The Los Angeles Review of Books described Fourth City: Essays from the Prison in America as “an important work” in an Oct. 8 review titled “Locked Up in America: The Essay in the Age of Mass Incarceration.” Edited by Walcott-Bartlett Chair of Ethics and Christian Evidences Doran Larson, Fourth City is a collection of 71 essays by current and former prisoners on a wide range of topics about prison life, solicited over approximately five years.
“Fourth City is undoubtedly interesting, and an uninformed, unincarcerated public would likely benefit itself, and perhaps prisoners, by reading it,” wrote an enthusiastic reviewer Ben Merriman. “To the extent that it intervenes in an ongoing public debate about prisons, it does so by providing space for prisoners themselves to enter the discussion. In this sense, the book can be understood as a literary response to the growing scientific literature on mass incarceration, which includes popular books such as Michelle Alexander’s The New Jim Crow, as well as scholarly work by sociologists like Bruce Western, Loïc Wacquant, and Devah Pager.”

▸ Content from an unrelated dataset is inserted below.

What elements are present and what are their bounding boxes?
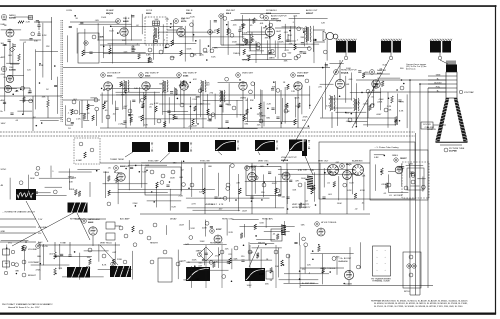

Later in the review, Merriman added, “Of course, one book can no more describe all of the prison system than one book could exhaustively describe the life of a major city like Chicago or Philadelphia. But Fourth City comes much closer to a representative view of incarceration in America than most previous anthologies of prison writing.”

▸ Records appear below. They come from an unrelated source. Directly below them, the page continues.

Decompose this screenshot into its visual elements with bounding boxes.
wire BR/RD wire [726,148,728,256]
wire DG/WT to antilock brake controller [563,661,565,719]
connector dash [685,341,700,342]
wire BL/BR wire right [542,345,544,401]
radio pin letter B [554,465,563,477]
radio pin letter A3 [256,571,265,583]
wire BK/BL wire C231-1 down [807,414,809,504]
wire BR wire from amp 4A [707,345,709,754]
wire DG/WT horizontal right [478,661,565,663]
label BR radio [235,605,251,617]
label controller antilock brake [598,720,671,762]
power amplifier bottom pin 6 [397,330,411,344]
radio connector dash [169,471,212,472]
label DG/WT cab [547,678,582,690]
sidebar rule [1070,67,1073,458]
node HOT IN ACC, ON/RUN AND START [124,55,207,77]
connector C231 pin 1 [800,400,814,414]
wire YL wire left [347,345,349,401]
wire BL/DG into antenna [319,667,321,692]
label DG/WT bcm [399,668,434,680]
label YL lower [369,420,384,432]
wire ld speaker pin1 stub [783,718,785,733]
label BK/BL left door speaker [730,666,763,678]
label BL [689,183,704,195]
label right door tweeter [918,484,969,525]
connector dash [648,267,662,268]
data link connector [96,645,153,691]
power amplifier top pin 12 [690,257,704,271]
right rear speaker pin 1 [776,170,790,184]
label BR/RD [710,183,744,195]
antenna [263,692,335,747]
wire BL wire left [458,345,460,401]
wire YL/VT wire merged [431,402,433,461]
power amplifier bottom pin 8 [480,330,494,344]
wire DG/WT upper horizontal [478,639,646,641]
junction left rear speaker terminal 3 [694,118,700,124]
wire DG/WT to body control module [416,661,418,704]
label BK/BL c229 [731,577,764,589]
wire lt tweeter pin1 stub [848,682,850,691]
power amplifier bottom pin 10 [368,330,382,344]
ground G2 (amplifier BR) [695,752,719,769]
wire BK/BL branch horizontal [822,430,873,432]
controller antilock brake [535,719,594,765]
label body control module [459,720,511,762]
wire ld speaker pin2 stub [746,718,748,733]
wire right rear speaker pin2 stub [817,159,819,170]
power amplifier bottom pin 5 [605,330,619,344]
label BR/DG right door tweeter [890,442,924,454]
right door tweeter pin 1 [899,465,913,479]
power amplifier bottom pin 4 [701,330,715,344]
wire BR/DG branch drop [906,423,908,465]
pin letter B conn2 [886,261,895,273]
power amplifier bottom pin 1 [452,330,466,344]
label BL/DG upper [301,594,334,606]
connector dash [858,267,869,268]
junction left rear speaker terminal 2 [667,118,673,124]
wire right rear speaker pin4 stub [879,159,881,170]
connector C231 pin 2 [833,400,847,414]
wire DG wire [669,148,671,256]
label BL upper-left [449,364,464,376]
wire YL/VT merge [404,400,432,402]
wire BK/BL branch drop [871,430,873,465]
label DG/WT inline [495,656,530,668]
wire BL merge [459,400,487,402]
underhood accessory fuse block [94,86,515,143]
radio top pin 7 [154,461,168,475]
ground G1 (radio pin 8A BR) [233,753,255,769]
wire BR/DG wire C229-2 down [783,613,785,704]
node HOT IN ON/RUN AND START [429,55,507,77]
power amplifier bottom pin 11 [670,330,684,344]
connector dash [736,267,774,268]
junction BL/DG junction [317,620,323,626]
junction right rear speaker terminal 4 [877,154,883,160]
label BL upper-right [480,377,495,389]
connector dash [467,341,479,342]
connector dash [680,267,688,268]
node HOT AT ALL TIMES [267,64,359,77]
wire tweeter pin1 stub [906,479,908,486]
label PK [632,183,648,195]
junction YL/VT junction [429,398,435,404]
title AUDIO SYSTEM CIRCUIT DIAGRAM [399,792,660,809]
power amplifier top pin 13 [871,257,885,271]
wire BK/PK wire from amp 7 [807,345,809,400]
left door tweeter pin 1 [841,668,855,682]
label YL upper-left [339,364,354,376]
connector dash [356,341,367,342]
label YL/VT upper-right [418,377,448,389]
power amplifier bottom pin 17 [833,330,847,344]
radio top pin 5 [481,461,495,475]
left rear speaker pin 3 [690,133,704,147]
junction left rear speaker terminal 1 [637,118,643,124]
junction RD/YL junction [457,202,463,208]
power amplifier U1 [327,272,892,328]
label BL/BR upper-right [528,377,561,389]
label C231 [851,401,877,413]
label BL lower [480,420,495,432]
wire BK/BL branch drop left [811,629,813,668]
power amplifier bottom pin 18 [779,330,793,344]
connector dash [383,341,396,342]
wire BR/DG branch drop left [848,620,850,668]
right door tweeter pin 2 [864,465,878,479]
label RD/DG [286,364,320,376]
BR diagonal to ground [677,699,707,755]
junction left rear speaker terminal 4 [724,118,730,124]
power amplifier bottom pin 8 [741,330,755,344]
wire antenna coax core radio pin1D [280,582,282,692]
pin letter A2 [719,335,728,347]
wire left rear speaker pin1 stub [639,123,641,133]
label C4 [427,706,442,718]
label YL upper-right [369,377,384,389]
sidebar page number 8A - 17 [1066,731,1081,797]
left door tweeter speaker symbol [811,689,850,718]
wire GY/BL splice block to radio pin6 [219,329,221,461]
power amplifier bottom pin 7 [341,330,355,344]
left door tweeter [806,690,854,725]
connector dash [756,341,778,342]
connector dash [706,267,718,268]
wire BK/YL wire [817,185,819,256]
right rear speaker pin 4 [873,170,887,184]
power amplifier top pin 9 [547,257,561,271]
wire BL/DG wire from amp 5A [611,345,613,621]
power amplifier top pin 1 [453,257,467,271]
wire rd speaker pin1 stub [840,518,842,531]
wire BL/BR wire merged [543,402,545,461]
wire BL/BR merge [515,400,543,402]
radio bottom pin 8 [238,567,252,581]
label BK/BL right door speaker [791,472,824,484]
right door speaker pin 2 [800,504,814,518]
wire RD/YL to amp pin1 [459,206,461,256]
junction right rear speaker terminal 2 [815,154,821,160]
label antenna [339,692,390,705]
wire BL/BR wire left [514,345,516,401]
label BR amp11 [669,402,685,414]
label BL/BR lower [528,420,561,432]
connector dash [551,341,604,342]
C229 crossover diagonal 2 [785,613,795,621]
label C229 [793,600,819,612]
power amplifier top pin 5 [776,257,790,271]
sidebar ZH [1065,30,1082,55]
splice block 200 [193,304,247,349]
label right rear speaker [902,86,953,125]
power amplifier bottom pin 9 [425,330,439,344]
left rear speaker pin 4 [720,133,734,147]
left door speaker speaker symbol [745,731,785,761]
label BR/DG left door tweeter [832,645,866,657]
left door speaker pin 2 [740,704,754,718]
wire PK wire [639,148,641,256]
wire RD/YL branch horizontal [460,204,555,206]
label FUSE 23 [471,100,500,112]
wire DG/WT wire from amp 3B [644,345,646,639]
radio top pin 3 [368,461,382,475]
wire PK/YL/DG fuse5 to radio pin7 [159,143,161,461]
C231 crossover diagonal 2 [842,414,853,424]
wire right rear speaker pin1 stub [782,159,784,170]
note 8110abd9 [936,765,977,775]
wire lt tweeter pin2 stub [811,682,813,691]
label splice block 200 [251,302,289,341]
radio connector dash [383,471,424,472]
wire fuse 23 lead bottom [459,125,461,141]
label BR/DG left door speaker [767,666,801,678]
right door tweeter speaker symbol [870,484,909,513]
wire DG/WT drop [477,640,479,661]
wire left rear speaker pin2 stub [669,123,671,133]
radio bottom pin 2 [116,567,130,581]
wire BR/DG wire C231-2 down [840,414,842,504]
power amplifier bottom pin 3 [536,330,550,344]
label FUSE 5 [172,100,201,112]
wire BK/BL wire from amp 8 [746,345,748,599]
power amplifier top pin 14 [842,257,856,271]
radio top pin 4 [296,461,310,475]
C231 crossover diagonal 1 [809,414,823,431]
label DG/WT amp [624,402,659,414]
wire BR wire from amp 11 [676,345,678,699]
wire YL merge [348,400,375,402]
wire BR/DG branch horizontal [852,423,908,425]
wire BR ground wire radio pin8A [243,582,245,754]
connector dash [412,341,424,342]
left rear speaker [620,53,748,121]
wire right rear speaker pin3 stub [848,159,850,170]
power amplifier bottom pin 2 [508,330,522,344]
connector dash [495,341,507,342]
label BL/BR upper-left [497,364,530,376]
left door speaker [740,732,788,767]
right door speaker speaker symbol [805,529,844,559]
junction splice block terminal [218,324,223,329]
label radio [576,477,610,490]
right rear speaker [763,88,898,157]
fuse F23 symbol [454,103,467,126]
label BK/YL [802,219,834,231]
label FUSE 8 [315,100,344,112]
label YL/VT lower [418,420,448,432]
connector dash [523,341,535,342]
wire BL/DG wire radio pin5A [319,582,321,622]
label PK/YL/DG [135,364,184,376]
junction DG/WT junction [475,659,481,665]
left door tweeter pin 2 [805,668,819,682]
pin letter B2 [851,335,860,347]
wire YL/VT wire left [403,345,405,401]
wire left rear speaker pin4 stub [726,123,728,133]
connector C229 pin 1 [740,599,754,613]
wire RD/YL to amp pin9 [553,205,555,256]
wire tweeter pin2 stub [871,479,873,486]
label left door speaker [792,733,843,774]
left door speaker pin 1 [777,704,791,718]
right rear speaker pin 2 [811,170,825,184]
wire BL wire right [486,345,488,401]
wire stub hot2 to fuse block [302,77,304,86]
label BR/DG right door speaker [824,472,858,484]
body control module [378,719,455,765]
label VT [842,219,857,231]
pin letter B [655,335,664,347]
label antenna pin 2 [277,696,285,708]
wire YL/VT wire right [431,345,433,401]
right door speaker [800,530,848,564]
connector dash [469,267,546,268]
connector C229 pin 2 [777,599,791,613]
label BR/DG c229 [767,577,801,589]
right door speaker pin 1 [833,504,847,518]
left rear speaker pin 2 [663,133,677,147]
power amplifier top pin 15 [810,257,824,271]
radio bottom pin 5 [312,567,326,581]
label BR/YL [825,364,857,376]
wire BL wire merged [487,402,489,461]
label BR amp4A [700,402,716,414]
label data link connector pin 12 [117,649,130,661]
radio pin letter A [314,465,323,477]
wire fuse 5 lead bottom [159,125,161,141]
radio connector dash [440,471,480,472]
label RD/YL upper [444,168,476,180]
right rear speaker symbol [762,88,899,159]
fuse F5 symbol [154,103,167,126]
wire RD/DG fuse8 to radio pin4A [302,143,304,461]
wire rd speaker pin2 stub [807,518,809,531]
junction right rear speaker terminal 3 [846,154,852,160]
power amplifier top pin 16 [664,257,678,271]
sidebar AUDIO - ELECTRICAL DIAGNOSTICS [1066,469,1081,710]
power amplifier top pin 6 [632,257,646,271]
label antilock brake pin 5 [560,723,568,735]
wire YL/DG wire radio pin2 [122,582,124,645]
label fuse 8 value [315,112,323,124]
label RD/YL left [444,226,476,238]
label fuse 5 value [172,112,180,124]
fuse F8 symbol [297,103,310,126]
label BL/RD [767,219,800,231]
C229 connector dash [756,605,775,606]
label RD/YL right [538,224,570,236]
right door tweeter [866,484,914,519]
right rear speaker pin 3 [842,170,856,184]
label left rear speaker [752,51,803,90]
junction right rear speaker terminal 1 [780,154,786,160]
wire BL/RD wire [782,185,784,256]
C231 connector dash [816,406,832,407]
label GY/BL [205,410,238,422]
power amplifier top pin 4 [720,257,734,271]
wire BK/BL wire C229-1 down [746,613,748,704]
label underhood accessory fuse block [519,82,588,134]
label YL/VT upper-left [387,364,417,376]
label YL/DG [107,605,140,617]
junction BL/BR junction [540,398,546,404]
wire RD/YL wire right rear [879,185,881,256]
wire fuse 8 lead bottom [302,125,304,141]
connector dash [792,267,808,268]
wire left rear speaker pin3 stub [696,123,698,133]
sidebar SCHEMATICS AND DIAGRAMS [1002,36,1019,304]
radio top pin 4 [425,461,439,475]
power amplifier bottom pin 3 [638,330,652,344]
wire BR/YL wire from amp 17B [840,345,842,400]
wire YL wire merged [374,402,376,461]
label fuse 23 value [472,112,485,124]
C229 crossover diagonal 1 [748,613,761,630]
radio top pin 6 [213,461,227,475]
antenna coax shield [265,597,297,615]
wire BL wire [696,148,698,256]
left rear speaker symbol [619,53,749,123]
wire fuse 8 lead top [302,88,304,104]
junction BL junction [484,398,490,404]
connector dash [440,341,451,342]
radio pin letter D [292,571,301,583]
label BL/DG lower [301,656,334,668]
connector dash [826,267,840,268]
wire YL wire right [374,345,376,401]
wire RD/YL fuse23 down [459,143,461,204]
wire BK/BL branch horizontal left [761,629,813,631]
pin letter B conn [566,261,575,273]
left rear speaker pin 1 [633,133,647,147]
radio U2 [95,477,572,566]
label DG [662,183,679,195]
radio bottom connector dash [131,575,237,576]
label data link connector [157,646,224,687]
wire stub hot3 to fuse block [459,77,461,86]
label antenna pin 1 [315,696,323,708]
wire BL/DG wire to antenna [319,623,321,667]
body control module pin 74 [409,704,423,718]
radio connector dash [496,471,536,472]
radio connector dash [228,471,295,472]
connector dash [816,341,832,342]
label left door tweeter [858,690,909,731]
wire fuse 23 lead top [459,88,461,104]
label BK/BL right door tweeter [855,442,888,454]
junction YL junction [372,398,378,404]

Larson was also quoted on Oct. 7 in and International Business Times article titled “Prisoners Who Beat Harvard Debate Team Made Headlines, But Support For Prison Education Still Lagging.” He discussed how many states dropped funding for prisoner education programs after the 1994 banning by Congress of Pell grants for prisoners.
Discussing possible prison reform, Larson said, “You basically get a 500 percent return of the investment in prisoner education. It also makes for more peaceful institutions; [prisoners] clean up their behavior to be able to take part in the institution.”